Mit Riesenschritten zur Marktreife
China begann seinen Weg zur Marktreife, indem es den Zugang für ausländische Investoren vereinfachte. Im Jahr 2014 führten die Regulierungsbehörden Stock Connect ein. Dieses System ermöglichte ausländischen Investoren, die Onshore-Aktien von Hongkong aus zu handeln, ohne gesonderte Lizenz. Vor kurzem erst wurde die Höchstquote für Investitionen ausländischen Kapitals in chinesische Märkte im Rahmen des Qualified Foreign Institutional Investor (QFII)-Programms verdoppelt.
Ein weiteres Zeichen für einen entwickelten Markt ist, dass er mehr oder weniger frei und effizient funktioniert. In dieser Hinsicht war die Regierung im Vergleich zu vor einigen Jahren viel weniger anfällig für Eingriffe in den A-Aktienmarkt.
Rund die Hälfte der chinesischen Aktien wurde vom Handel ausgesetzt, um den großen Kursschwankungen zu entgehen, als es an den Aktienmärkten im Juli 2015 turbulent zuging. Einige Aussetzungen zogen sich monatelang hin. Als Reaktion auf die Proteste der Investoren begrenzten die Regulierungsbehörden die Aussetzung auf drei Monate im Jahr 2016, ein strengerer Standard als in Hongkong. Im November 2018 kündigten die chinesischen Regulierungsbehörden an, die Dauer der Aussetzungen weiter zu verkürzen.
Die Regierung hat auch die direkten Interventionen zur Unterstützung inländischer Aktienkurse eingestellt. Noch im Jahr 2015 beauftragten die Regulierungsbehörden staatlich kontrollierte Wertpapierfirmen, die Märkte durch den Kauf von Aktien zu stützen. Ihr Schweigen während weiteren Schwankungen im Jahr 2018 sprach Bände.
Schließlich halten Unternehmen in entwickelten Märkten die vereinbarten Richtlinien für Corporate Governance und Transparenz ein.

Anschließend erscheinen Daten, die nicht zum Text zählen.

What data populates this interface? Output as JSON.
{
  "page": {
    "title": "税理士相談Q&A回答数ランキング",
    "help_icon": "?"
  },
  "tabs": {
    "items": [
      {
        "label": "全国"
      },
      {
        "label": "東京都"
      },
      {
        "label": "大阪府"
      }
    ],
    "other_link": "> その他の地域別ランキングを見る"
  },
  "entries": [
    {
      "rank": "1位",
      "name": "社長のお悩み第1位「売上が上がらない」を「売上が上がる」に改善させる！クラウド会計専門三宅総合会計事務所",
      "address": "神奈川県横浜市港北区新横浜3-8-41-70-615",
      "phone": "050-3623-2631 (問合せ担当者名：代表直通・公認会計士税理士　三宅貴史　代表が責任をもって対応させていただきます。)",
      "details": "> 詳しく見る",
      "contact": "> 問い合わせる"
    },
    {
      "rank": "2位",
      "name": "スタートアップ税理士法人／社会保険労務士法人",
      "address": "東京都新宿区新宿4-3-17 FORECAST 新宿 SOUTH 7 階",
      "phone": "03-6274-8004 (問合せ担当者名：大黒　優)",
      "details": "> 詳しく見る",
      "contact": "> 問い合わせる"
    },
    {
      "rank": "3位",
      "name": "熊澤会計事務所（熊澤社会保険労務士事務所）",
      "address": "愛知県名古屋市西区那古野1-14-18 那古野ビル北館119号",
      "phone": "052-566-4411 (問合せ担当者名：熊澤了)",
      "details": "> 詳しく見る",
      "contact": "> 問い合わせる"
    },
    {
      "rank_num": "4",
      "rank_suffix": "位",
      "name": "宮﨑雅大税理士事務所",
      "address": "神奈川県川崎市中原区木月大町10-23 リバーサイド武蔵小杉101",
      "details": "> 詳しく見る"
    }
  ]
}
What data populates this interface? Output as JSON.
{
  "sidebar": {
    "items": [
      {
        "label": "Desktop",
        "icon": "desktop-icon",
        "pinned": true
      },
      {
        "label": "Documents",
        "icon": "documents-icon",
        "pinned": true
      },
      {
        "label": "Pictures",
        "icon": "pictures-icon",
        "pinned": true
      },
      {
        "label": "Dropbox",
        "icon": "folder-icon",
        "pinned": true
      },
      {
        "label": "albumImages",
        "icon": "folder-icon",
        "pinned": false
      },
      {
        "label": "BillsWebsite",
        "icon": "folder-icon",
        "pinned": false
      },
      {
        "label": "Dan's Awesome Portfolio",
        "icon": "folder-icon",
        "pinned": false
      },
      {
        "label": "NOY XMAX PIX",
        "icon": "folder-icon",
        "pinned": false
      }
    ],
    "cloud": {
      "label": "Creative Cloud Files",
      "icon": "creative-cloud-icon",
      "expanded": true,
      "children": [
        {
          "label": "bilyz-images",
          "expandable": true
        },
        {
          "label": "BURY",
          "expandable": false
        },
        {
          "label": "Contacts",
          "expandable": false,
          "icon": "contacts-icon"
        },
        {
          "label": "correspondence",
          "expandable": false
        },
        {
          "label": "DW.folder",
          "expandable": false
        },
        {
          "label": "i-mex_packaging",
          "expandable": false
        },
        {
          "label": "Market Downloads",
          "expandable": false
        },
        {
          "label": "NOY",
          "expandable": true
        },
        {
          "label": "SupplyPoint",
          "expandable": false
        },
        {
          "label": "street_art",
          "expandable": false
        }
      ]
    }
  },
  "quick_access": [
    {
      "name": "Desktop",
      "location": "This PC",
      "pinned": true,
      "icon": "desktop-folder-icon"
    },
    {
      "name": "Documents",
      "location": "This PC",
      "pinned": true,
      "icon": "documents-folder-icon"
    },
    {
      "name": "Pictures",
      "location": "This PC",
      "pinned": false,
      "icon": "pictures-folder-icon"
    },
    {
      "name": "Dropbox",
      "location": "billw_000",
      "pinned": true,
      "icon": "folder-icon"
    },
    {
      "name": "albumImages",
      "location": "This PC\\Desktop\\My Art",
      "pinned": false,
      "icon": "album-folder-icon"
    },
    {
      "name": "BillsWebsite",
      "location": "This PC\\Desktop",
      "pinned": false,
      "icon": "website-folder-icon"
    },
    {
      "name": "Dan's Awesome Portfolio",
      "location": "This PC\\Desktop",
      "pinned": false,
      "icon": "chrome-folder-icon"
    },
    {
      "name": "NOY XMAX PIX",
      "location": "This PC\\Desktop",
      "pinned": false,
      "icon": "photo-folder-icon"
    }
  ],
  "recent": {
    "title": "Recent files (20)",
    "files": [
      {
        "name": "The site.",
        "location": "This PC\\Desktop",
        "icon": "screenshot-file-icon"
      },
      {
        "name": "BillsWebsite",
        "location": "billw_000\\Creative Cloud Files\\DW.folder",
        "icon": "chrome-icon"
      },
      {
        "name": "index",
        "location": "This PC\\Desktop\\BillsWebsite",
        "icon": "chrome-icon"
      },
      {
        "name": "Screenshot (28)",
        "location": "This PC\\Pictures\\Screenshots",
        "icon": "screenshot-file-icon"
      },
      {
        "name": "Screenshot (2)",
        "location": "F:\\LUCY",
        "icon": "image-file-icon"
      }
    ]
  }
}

Zu diesem Zweck haben chinesische Wertpapier- und Umweltaufsichtsbehörden im vergangenen Jahr angekündigt, dass börsennotierte Unternehmen bis 2020 die Risiken für Umwelt, Soziales und Governance (ESG) für ihre Unternehmen offenlegen müssen.

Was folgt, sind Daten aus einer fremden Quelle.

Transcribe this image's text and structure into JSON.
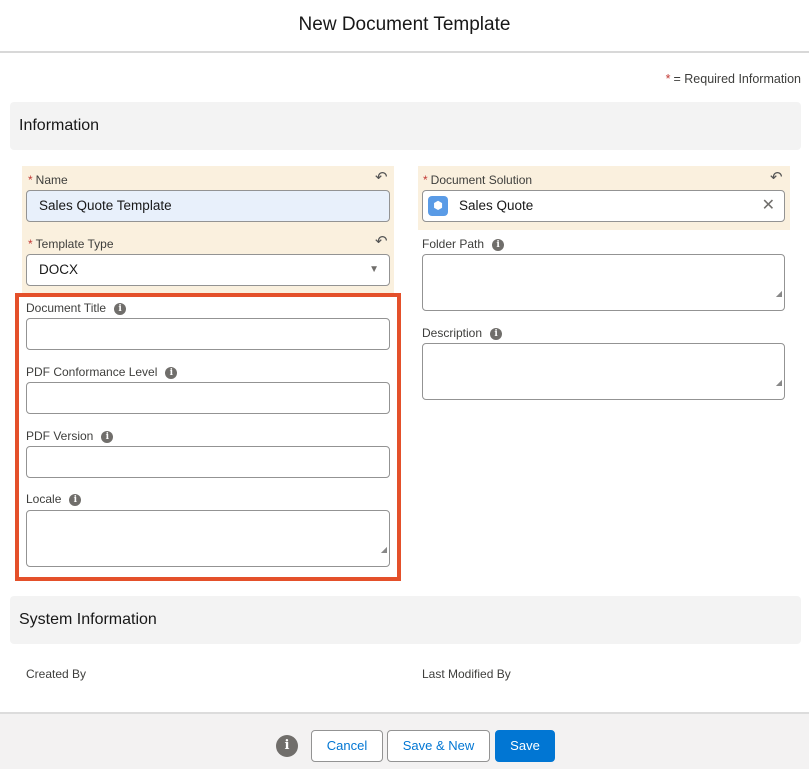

Diese Risiken haben sich in jüngster Zeit auch etwas verringert, nachdem die chinesische Regierung gegen Korruption und schlechte Unternehmensführung vorgegangen ist. Dazu gehört zum Beispiel die Bestrafung von Unternehmen, die die Luft und das Wasser des Landes verschmutzen, Fabriken auf unbestimmte Zeit stilllegen und sogar Führungskräfte inhaftieren.
„Wilder Osten" war gestern
Anleger in A-Aktien sind nach wie vor mit Risiken wie Volatilität, Geopolitik und Handelskonflikten konfrontiert. Wirtschaftliche Ungleichgewichte, einschließlich des raschen Anstiegs der Verschuldung des Finanzsystems, des verschwenderischen Ausbaus der Infrastruktur und der überzogenen Preise in Teilen des Wohnungsmarktes, sind weiterhin Anlass zur Sorge.
Aber China ist nicht der „Wilde Osten“ wie viele denken. Der reifende Markt erlaubt es Investoren, am schnellsten wachsenden Verbrauchermarkt der Welt mit branchenführenden Technologieunternehmen teilzunehmen. China ist nicht nur zu groß, um es zu ignorieren, das Land bietet Anlegern auch Potenzial, das sie so woanders kaum finden.